For those who may not know, I started devising the story as part of the 2016 NaNoWriMo. I thought it was going to be a short story…maybe two books max. Anyway, I wanted to try my hand at dystopia and what better blueprint than speculating what a Donald Trump presidential win would look like decades later. Mix that in with some historical references, 1984, and creative licenses, you get The Visitor.
At the time, like so many other people, I thought Trump had a snowball’s chance in hell to win the 2016 election…Then I found out that hell had a thermostat. You can imagine, or remember, the shear disbelief that a man with absolutely no plans or understanding how the government functions won. From that moment on, I began to wonder “Will anyone think this story is original?”
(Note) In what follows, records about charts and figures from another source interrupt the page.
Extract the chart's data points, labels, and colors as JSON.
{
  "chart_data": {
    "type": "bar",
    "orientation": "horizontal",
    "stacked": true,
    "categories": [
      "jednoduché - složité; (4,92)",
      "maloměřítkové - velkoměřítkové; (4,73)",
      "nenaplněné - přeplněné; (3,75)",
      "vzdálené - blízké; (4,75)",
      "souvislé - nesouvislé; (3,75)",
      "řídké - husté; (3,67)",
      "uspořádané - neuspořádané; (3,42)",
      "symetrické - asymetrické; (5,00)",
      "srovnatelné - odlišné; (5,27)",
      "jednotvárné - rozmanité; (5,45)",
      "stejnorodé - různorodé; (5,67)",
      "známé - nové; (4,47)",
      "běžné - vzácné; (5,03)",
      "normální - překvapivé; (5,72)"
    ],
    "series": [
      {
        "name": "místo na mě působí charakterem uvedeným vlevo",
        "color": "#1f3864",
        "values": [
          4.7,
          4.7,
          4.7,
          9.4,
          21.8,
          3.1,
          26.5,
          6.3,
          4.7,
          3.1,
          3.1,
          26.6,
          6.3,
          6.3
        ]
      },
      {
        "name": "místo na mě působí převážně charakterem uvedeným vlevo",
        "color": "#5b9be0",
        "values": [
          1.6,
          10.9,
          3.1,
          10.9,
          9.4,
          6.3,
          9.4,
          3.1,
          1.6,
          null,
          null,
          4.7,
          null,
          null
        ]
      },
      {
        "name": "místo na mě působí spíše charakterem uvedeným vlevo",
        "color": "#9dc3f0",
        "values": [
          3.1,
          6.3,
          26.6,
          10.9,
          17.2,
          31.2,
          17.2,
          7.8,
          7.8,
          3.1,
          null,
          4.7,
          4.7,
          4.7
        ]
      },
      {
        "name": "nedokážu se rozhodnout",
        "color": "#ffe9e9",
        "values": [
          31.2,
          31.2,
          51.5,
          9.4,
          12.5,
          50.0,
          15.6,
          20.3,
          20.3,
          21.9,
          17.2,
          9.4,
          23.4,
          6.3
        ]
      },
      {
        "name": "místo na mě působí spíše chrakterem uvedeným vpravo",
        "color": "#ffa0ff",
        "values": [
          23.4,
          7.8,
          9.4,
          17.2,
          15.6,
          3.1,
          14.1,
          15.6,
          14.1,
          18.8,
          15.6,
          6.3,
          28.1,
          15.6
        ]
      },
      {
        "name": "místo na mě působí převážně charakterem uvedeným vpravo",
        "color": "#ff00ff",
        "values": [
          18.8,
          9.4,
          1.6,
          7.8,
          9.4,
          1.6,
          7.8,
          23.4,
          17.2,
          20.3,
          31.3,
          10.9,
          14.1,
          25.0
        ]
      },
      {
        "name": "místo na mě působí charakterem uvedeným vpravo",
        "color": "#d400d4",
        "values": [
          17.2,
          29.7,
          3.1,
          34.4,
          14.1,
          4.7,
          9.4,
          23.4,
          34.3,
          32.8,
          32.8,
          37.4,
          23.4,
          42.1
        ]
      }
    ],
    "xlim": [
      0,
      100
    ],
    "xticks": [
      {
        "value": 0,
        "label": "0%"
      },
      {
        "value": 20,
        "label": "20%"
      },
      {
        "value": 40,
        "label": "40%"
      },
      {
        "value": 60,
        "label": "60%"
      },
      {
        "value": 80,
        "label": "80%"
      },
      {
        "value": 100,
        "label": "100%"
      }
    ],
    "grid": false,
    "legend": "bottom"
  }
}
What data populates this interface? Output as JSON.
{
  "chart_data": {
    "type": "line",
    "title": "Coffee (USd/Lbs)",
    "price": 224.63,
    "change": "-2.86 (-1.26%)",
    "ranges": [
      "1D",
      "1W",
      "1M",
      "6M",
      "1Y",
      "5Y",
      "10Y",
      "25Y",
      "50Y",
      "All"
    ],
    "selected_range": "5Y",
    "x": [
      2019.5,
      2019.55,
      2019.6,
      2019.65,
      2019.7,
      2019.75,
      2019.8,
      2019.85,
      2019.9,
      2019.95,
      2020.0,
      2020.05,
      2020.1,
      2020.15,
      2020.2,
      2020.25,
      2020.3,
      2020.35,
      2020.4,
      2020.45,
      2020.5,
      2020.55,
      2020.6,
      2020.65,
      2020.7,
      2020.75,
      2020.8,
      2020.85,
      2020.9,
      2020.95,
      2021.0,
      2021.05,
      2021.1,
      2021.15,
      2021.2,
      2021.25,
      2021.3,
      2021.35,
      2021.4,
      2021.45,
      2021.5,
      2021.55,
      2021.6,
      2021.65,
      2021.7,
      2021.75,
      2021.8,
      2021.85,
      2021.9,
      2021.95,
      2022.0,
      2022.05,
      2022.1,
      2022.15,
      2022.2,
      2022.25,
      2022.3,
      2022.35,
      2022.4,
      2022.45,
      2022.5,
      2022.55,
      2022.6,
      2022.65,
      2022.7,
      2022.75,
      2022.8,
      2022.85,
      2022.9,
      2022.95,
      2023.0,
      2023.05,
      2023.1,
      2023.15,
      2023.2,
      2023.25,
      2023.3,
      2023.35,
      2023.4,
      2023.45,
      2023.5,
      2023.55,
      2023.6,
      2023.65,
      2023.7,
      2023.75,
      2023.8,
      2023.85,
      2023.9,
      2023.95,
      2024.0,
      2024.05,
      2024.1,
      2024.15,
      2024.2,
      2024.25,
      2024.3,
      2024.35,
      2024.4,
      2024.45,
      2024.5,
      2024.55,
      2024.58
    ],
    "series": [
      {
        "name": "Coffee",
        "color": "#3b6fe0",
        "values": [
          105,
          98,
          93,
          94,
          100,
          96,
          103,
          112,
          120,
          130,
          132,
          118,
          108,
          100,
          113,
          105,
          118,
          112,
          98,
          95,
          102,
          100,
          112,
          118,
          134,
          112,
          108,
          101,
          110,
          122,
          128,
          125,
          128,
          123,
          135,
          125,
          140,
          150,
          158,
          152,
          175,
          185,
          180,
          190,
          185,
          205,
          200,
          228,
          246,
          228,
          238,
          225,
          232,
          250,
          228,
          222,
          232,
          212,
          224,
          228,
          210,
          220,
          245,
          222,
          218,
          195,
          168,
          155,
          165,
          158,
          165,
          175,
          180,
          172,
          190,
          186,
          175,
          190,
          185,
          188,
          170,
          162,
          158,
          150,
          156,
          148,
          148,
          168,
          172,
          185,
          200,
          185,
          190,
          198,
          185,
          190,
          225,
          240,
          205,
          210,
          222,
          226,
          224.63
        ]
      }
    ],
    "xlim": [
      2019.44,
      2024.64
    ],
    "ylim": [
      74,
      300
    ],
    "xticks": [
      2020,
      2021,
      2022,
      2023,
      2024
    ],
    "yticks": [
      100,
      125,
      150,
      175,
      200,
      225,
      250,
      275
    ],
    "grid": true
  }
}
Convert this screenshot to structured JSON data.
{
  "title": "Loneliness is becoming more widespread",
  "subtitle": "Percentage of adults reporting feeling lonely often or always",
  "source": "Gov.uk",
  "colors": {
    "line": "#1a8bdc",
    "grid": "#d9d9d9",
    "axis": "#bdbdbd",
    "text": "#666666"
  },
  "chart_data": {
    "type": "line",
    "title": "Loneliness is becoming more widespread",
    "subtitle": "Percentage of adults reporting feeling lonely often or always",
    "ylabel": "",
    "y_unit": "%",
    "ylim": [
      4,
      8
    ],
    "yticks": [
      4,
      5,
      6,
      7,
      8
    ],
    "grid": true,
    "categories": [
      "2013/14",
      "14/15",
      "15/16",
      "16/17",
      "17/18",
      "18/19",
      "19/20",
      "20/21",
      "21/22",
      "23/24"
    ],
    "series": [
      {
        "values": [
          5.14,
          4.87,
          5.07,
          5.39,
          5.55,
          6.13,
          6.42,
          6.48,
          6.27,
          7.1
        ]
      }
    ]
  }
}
It bothers me that elements from my story are showing up in US society and politics, namely the deporters. It bothers me that people may think I am stealing content from current events and plopping it into a book and slapping a “Seal of Original Content” on it. I can always point to the timestamps of the first book’s notes to show that I came up with all of these things before the 2016 election. However, the 2024 election is making book 3 feel like a real ripoff.
Book 3 starting forming shortly after I wrote the first draft of The Foreigners last year. I had an idea what I wanted to do and how to do it. As I plotted out the beats and worked on potential issues with plot, I wondered if what I was planning would be believable. After all, I told myself, people can’t be so dumb to literally choose the option that’s clearly bad for them. I thought of ways to trick society in my story to choose a horrible option to help with the realism.
Then the asshole won again.
That alone seized up the creative works. I had a nice, coherent plan to explain a situation only for reality to prove to me that something doesn’t have to be logical in order for it to happen.
I had a decision to make. Do I stick with my original plan or do I revise based on current events. In the end, I revised. Ultimately, I concluded, it doesn’t matter if the story is not completely original. If it is relatable, engaging and unique, then it’s fine. Now, I am using current events to help shape book 3 which still feels unique to me. When it is published and available, I hope readers can feel the same way about it.
So, is my series original? Yes*.
*Original in that I did create the story by drawing on inspiration from life, current events, history, and other stories.